I tried: To get $50\%$ (200 marks) in the test, \begin{align*} (100 - x)4 -x & = 200\\ 400 - 5x & = 200\\ 5x & = 200\\ x & = 40 \end{align*} incorrect
Should the person attempt $60$ questions to pass the test?
The formulation of the question is a little bit odd to me, since whatever the number of questions the person answers, there is a possibility of failing. Obviously, the person will get $120$ points from the questions they are sure of knowing the answer to, so they need $80$ additional points out of the $70$ other questions. They may answer $20$ questions and luckily get them all correct, or answer $70$ questions and get the all wrong, losing $70$ points. What we can do is to compute the probability of passing the test as a function of the number of questions answered randomly, and mazimize this probability
Assume that the person answers randomly $n$ questions, where $0\le n\le 70$ and $Y$ the number of correct answers to these questions. Then $Y$ has a binomial distribution of parameters $n$ and $1/4$. Their score will be
$$X=120 + 4Y + (-1)(n-Y) = 120-n + 5Y$$
so the probability $p(n)$ of passing the test is
$p(n)=P(X\ge 200) = P(120-n+5Y \ge 200) = P(Y \ge 16 + \frac{n}{5})= \sum_{\lceil 16+\frac{n}{5} \rceil}^n \binom{n}{k}\left(\frac{1}{4}\right)^k\left(\frac{1}{4}\right)^{n-k}$
Using a computer, we see that $p(n)$ is very small for every $n$ and it is maximum when $n=70$ with a whooping $p(70)=0.000824$ probability of passing the test. They'd better study than rely on luck to pass the exam.

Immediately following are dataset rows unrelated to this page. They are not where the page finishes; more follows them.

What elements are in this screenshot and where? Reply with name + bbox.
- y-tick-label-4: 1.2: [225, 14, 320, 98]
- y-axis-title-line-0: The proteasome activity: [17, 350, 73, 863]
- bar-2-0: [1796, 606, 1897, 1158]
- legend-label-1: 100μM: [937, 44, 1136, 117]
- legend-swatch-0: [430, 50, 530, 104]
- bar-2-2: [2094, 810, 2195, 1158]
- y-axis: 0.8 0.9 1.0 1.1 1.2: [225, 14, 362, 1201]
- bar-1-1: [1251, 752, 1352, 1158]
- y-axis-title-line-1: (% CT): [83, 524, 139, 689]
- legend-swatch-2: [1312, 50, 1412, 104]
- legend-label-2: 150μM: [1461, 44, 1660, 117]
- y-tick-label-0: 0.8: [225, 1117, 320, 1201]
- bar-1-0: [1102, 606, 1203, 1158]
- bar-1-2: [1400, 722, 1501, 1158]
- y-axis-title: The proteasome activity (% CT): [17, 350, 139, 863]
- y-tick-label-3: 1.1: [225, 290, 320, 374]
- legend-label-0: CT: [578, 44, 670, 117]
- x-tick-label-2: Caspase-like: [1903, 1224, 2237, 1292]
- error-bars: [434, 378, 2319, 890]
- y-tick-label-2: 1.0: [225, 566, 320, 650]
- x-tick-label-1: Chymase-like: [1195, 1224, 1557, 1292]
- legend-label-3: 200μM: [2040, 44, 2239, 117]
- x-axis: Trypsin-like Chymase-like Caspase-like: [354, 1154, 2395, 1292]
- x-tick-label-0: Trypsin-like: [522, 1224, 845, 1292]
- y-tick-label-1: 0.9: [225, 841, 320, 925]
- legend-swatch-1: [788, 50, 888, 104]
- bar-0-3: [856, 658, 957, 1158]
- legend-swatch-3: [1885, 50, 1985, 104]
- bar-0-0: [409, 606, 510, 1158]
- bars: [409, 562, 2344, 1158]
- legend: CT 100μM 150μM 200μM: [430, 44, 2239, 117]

We may also count the average number of points the person will make on the test by answering randomly $n$ questions. Using the notations above, we have $E(Y)=\frac{n}{4}$ so
$$E(X)=120-n+ 5E(Y) = 120 + \frac{n}{4}$$
We have $E(X)\ge 200 \iff n \ge 320$. This explains why the probability of passing the test is extremely low. Intuitively, each time the person answers $4$ questions randomly, they will lose $3$ points and gain $4$ so a net gain of only $1$ point.